We were trying to use the spark-redshift project, following the 3rd recommendation for providing the credentials. Namely:
IAM instance profiles: If you are running on EC2 and authenticate to S3 using IAM and instance profiles, then you must must configure the temporary_aws_access_key_id, temporary_aws_secret_access_key, and temporary_aws_session_token configuration properties to point to temporary keys created via the AWS Security Token Service. These temporary keys will then be passed to Redshift via LOAD and UNLOAD commands.
Our Spark application is running from an EMR cluster. For such purpose, we tried to obtain temporary credentials from inside instances of this node calling getSessionToken
like this:
val stsClient = new AWSSecurityTokenServiceClient(new InstanceProfileCredentialsProvider())
val getSessionTokenRequest = new GetSessionTokenRequest()
val sessionTokenResult = stsClient.getSessionToken(getSessionTokenRequest);
val sessionCredentials = sessionTokenResult.getCredentials()
But this throws 403 Access Denied
, even if the policy with sts:getSessionToken
is applied to the role of the instances of EMR.
Then we tried the following two alternatives.
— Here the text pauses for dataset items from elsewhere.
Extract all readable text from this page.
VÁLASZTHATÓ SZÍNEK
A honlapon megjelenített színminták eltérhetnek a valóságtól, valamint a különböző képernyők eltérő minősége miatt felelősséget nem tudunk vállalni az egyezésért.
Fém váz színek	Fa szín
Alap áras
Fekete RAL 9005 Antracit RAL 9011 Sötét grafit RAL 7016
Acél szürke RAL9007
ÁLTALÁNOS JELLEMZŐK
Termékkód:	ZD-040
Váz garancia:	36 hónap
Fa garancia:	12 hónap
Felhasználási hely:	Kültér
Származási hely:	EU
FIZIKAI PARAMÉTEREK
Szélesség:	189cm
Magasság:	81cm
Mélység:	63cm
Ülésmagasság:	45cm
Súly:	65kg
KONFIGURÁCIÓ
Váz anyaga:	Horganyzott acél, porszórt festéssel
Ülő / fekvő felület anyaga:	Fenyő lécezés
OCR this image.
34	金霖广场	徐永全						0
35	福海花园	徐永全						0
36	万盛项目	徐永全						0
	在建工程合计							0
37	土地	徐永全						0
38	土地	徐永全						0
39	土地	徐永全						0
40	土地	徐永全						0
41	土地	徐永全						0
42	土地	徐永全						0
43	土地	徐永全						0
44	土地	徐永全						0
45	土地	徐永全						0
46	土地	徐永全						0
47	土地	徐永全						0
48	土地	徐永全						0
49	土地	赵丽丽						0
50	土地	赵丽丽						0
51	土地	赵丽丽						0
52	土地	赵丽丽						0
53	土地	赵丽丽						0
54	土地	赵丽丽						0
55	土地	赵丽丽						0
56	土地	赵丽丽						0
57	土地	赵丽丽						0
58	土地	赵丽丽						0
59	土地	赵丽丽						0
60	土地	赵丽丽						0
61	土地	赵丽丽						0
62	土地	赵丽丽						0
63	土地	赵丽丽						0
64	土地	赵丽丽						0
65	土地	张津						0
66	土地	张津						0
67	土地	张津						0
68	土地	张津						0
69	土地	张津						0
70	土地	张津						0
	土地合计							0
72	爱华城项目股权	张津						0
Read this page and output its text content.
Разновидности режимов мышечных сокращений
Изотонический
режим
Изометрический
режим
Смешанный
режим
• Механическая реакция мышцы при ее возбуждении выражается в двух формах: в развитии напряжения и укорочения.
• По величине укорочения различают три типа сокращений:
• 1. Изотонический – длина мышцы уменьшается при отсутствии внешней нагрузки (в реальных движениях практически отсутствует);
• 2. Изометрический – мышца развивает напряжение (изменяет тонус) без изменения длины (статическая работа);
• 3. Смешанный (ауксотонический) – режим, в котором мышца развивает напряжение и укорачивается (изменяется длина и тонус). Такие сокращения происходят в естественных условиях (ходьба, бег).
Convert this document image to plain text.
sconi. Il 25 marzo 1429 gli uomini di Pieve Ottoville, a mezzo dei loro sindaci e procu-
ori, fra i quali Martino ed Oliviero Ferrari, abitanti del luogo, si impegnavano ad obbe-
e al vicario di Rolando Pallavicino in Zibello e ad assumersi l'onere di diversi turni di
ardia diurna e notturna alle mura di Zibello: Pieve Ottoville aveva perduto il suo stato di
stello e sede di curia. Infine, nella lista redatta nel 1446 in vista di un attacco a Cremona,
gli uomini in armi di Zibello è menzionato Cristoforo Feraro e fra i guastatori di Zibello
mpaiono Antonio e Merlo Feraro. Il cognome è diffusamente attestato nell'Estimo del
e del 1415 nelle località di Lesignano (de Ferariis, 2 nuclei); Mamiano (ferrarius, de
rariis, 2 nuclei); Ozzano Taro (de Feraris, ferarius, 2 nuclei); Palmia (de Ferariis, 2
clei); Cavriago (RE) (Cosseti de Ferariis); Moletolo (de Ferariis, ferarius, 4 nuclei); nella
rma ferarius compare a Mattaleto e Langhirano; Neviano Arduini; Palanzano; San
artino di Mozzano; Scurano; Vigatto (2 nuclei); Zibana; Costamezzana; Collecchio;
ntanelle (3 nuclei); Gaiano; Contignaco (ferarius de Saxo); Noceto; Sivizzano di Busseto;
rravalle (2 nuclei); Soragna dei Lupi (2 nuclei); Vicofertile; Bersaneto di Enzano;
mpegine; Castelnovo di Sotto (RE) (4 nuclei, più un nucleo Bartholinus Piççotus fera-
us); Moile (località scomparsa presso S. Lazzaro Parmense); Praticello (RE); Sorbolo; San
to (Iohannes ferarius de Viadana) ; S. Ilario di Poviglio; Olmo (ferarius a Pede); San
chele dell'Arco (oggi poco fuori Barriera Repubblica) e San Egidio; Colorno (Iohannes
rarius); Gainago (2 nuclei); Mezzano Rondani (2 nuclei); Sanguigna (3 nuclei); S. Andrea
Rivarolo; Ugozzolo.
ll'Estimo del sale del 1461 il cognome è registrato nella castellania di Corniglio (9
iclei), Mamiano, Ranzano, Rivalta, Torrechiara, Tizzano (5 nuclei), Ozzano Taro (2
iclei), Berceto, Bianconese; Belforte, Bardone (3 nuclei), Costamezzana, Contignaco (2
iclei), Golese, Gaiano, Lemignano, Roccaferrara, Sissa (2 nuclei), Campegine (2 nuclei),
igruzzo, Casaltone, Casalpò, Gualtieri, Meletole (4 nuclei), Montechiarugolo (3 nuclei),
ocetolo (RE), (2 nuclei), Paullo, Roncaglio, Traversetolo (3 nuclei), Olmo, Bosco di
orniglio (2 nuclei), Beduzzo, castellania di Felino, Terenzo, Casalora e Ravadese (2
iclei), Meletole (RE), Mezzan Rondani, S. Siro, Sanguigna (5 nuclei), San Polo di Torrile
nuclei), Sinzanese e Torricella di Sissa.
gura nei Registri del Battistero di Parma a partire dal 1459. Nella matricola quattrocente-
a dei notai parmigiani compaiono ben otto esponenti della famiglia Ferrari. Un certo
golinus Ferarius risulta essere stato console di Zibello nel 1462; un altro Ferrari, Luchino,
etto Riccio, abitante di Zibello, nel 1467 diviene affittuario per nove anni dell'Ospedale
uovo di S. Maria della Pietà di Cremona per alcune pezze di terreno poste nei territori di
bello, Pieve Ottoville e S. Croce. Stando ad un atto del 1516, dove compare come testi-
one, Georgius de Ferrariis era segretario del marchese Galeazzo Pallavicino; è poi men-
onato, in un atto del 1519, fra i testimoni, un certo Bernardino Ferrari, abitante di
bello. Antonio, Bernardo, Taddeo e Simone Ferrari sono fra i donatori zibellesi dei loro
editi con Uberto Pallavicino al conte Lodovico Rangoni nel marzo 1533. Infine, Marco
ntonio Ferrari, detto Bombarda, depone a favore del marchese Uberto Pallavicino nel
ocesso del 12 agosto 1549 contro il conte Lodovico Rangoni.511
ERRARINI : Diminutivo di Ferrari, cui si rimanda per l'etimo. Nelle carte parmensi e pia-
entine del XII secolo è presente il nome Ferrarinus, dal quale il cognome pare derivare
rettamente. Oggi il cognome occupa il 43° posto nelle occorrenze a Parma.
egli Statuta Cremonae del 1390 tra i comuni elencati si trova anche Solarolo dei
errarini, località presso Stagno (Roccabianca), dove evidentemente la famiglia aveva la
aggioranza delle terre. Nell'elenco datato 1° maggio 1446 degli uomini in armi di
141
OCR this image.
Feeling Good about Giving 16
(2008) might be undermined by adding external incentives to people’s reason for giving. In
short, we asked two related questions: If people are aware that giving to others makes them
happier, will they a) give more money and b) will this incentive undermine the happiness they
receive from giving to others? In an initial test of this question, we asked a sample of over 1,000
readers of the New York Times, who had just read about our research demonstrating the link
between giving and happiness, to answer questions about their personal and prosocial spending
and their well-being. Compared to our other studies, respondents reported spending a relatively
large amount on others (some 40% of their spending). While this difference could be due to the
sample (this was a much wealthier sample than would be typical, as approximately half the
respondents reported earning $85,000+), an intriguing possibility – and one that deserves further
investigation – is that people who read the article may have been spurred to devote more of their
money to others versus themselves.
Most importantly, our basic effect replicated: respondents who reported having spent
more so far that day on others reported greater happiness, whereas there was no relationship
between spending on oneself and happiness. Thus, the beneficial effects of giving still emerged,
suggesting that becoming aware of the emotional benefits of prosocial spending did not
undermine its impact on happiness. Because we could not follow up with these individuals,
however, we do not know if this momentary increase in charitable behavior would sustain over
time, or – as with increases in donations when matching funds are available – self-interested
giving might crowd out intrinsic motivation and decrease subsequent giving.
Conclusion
First, using the AssumeRole
policy:
val p = new STSAssumeRoleSessionCredentialsProvider("arn:aws:iam::123456798123:role/My_EMR_Role", "session_name")
val credentials: AWSSessionCredentials = p.getCredentials
val token = credentials.getSessionToken
and second, casting the result from InstanceProfileCredentialsProvider
:
val provider = new InstanceProfileCredentialsProvider()
val credentials: AWSSessionCredentials = provider.getCredentials.asInstanceOf[AWSSessionCredentials]
val token = credentials.getSessionToken
They both work, but which is the expected way of doing this? Is there something terribly wrong about casting the result or adding the AssumeRole
policy?
Thanks!